Je ne le dis pas pour décourager, mais plutôt pour montrer l’urgence absolue de s’y mettre. En fait, il faudrait tripler la production agricole africaine, d’ici 2050, avec la population qui doublera d’ici là. C’est possible dans certaines conditions de tripler la production agricole dans 20 ou 30 ans, c’est ce que la France a fait entre les années 60 et 90, mais soyons réalistes.
Les chances de tripler la production agricole en Afrique dans les 30 ans qui viennent sont faibles. Mais ce n’est pas une raison pour ne pas essayer. Si vous arrivez à doubler la production agricole, c’est déjà ça. L’augmentation du nombre de gens qui ont faim peut être parfaitement parallèle à l’augmentation de la classe moyenne. L’Afrique vit en même temps dans certains endroits un développement très rapide, mais qui n’empêche pas qu’avec le développement démographique, il y ait à la fois, beaucoup plus de riches et beaucoup plus de pauvres. Ce qu’on cherche en Afrique finalement, c’est la classe moyenne.
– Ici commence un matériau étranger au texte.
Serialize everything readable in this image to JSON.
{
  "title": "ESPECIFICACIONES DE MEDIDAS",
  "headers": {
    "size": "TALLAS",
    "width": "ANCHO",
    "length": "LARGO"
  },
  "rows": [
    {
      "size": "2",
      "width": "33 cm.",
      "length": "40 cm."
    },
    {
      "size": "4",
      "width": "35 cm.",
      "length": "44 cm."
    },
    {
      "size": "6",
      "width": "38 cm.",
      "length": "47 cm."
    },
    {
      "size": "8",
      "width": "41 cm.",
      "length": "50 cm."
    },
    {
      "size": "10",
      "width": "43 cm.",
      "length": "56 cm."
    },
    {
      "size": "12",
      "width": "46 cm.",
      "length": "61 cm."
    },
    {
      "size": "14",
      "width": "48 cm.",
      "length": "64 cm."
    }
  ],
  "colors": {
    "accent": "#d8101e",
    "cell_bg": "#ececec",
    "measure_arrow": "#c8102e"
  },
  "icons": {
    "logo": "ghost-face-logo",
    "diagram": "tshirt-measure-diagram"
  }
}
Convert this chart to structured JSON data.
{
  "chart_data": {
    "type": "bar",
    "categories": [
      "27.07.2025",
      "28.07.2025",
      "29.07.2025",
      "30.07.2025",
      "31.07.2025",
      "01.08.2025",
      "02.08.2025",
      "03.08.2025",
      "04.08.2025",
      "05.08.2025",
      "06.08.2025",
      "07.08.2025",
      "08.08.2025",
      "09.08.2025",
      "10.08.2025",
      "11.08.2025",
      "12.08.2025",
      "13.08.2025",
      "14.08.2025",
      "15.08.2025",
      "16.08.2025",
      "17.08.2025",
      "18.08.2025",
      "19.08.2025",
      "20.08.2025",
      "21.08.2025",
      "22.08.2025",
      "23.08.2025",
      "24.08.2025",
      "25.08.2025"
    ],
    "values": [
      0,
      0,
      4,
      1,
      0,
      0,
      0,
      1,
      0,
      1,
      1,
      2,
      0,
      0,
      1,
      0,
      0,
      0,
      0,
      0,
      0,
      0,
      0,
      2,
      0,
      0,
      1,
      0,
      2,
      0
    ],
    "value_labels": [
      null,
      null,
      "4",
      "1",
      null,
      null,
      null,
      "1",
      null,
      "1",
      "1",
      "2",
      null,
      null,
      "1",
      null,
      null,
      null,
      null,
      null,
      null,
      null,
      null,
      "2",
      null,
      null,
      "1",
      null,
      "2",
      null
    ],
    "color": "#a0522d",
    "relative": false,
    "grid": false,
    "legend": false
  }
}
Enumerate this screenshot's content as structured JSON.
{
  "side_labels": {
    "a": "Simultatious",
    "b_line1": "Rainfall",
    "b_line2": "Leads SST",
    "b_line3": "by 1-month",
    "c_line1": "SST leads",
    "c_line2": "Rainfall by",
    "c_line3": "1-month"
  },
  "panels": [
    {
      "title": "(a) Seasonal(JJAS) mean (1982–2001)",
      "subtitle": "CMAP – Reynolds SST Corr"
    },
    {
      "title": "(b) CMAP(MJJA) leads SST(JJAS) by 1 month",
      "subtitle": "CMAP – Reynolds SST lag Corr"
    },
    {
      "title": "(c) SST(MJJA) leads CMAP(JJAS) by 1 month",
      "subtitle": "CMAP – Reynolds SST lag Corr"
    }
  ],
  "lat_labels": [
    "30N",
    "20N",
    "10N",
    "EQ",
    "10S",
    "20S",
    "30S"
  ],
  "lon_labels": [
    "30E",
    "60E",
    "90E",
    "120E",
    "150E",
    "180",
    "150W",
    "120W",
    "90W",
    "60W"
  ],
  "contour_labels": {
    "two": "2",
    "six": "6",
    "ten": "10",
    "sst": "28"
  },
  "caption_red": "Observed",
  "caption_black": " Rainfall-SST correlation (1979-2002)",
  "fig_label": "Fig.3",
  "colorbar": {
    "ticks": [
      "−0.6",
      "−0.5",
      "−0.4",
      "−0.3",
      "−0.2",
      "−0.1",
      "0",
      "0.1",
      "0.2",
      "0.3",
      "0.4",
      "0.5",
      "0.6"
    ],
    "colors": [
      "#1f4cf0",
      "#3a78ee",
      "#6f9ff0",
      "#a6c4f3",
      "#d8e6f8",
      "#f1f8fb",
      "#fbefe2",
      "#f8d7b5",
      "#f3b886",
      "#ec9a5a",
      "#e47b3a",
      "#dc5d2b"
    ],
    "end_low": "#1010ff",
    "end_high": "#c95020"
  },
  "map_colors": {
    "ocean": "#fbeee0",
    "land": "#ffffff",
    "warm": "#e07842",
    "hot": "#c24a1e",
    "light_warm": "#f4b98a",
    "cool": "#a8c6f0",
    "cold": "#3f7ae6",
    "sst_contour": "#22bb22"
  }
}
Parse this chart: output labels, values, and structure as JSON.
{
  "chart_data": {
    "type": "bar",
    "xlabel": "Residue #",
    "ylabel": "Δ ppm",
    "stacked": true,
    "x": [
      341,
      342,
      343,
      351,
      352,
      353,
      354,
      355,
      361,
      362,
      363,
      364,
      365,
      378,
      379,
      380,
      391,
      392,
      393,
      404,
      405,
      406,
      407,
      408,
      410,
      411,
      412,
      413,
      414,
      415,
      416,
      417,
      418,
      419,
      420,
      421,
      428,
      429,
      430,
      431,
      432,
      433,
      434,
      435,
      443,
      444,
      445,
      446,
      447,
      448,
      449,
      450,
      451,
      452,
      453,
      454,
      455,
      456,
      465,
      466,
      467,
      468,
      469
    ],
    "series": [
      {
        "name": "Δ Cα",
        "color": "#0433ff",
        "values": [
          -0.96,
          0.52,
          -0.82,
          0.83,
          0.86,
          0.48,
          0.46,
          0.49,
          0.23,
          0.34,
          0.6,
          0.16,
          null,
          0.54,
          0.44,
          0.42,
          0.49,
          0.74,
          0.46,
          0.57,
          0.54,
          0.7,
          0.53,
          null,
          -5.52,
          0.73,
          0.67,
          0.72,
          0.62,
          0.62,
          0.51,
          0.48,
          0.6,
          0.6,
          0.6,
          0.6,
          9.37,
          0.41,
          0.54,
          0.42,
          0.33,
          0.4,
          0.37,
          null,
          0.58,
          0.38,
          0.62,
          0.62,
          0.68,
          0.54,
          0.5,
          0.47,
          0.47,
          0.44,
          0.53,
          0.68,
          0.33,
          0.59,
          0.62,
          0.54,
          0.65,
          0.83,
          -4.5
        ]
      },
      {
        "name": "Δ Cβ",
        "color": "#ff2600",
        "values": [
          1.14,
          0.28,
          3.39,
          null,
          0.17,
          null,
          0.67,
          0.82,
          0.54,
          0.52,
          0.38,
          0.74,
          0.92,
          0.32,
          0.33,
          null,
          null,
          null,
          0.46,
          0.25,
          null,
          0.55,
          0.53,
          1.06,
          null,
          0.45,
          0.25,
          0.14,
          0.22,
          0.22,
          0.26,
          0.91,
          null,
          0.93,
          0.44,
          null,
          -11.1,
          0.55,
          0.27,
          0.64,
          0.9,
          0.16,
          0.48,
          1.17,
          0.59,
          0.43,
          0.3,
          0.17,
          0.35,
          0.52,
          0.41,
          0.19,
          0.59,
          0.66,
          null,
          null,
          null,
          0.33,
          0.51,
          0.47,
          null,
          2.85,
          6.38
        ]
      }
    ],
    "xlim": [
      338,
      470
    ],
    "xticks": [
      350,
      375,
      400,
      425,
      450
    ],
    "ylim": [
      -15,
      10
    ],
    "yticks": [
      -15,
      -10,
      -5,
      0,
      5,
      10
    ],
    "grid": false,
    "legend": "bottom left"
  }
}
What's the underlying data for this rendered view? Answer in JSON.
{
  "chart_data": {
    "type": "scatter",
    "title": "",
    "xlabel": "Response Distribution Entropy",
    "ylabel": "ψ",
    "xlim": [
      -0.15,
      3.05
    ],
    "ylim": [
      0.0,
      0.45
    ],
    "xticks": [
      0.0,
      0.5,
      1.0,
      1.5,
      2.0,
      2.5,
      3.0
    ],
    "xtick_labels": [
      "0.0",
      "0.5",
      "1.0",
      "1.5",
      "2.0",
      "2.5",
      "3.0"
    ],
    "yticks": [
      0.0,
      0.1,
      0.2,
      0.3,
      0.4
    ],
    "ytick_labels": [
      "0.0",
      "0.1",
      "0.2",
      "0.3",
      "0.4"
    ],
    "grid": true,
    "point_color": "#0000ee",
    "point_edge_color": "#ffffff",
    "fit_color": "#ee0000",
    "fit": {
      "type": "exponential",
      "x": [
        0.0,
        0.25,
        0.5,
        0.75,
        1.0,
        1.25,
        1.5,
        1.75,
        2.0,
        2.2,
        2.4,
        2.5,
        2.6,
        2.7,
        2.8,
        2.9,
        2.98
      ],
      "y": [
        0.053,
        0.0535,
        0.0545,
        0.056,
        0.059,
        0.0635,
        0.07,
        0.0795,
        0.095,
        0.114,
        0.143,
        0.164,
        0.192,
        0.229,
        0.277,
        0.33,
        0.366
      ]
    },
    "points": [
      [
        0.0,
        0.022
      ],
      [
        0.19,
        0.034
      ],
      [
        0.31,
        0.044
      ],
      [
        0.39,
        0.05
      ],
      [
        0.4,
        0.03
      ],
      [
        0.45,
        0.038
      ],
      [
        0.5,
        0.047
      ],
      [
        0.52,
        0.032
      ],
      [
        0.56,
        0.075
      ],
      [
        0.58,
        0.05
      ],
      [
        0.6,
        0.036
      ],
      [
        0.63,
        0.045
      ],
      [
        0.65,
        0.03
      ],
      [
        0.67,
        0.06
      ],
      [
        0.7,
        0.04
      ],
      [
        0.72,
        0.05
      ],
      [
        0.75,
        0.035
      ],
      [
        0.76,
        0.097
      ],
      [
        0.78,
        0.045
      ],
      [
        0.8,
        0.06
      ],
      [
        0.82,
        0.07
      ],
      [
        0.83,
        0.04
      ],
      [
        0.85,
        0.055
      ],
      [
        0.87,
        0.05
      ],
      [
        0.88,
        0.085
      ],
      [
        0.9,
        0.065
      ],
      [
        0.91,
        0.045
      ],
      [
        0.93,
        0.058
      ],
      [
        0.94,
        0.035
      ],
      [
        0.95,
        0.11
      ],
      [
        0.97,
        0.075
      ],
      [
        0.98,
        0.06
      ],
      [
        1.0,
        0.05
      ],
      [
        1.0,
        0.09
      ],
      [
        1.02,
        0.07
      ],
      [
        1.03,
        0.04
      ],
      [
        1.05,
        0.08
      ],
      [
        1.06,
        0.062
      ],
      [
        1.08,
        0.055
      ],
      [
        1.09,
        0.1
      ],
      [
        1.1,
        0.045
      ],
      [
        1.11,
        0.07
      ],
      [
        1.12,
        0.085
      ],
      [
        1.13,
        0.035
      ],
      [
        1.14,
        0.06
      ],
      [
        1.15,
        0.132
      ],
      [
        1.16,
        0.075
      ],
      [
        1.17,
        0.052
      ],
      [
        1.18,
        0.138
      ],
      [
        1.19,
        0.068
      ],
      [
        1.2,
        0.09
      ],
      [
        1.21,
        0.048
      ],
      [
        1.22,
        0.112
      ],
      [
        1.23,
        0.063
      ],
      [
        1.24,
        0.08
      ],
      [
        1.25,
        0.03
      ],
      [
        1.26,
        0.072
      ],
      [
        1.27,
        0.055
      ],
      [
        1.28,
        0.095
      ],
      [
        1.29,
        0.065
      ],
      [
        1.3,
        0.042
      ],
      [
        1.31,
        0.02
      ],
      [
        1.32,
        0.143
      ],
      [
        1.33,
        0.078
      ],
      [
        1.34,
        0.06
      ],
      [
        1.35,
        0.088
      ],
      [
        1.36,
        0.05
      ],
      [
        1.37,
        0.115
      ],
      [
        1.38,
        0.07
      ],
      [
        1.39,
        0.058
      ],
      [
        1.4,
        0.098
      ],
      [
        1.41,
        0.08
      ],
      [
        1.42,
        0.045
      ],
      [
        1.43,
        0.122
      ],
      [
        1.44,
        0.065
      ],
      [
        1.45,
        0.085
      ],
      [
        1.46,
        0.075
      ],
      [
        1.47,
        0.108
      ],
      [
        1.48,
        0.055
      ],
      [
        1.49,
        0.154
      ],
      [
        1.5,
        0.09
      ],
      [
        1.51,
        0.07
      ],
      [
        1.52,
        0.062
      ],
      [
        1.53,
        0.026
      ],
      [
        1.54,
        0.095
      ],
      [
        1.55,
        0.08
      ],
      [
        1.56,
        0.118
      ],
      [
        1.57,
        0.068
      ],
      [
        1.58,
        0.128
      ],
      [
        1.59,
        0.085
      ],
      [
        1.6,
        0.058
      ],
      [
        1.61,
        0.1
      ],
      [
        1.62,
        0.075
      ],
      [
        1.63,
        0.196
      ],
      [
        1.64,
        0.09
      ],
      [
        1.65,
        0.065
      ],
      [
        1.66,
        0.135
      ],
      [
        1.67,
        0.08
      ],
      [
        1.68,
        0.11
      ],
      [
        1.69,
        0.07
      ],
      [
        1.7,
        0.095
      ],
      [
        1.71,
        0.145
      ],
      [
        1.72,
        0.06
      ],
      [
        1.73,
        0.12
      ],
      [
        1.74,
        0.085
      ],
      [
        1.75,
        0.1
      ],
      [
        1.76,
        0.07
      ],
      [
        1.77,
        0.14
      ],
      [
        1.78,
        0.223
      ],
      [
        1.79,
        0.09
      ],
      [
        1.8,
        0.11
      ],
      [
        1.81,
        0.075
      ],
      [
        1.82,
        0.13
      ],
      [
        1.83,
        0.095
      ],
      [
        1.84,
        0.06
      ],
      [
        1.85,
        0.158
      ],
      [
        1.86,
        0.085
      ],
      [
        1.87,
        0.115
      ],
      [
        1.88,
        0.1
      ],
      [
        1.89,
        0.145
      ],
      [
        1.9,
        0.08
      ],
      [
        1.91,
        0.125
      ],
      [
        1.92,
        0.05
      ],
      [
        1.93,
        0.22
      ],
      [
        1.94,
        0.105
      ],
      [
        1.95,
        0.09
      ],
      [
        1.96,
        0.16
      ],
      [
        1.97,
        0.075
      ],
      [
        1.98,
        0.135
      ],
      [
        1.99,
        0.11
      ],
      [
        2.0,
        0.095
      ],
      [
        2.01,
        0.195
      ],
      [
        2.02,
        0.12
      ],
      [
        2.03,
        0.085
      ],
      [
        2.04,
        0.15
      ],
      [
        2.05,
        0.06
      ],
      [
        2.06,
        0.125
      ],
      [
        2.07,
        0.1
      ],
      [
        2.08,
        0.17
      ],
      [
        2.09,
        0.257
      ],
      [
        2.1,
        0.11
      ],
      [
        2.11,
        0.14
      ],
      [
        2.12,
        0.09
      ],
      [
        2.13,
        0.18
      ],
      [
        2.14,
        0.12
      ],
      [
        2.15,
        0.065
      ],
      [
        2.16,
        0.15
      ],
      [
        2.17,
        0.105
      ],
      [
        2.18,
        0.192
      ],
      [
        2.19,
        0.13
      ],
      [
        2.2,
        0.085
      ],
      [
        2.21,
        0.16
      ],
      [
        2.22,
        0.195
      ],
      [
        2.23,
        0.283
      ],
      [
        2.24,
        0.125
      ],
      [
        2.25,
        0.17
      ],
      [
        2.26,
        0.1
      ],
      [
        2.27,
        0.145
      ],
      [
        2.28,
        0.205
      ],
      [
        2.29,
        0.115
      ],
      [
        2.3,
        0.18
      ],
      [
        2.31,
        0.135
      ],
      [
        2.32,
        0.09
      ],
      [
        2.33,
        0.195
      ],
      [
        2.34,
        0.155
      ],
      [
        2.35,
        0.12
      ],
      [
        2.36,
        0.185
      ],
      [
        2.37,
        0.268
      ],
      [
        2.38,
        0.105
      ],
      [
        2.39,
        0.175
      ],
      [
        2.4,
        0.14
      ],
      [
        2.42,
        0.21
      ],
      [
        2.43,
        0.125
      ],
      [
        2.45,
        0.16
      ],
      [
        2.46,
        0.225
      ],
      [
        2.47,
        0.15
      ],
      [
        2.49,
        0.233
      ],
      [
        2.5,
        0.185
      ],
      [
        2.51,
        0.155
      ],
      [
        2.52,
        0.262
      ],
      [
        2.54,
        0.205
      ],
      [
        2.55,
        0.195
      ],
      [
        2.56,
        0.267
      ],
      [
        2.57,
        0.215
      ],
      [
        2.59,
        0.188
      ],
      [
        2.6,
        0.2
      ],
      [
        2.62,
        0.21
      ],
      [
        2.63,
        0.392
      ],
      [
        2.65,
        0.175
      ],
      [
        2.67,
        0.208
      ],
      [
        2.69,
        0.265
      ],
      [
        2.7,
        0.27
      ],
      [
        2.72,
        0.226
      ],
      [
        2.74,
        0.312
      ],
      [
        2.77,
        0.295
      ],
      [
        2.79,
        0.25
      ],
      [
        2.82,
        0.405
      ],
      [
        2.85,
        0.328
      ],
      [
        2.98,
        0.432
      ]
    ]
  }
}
Comme finalement, un peu partout dans l’histoire, dans les périodes de démarrage du capitalisme, il n’y a pas beaucoup de classes moyennes, mais énormément de classes populaires qui sont pauvres et de plus en plus de bourgeois qui sont riches. C’est seulement après qu’on remplit le milieu.
Donc, l’impression que j’ai, c’est que tout ça n’est pas incompatible. Il y aura beaucoup plus de riches en Afrique en 2050, mais il y aura aussi plus de gens qui auront faim.
La vérité, c’est que l’Afrique a loupé la révolution verte des années 50-60. L’agriculture commence par des choses aussi simples que la propriété de la terre, la reforestation, le partage de l’eau, l’assurance aux agriculteurs quand il y a de mauvaises récoltes, la maitrise de marché agricole. Toutes ces choses sont possibles lorsqu’il y a un Etat fort et structuré et sont extrêmement difficiles quand l’Etat est faible. Je pense que c’est toujours très difficile de parler d’un continent parce que les situations sont multiples. Il n’y a pas eu dans les années 50-60, en Afrique, beaucoup de pays qui ont réussi à créer un Etat au sens global, fort. L’Afrique du Sud était probablement le pays où l’Etat était le plus fort, même s’il y a eu l’apartheid.

AE : La révolution verte a impulsé le développement agricole de l’Asie et de l’Amérique latine, mais a engendré de nombreux impacts négatifs sur les plans humain et environnemental. Certains pensent qu’il faudrait une nouvelle révolution pour l’Afrique, notamment celle agroécologique plus respectueuse de l’environnement. Cette alternative est-elle réaliste selon vous ?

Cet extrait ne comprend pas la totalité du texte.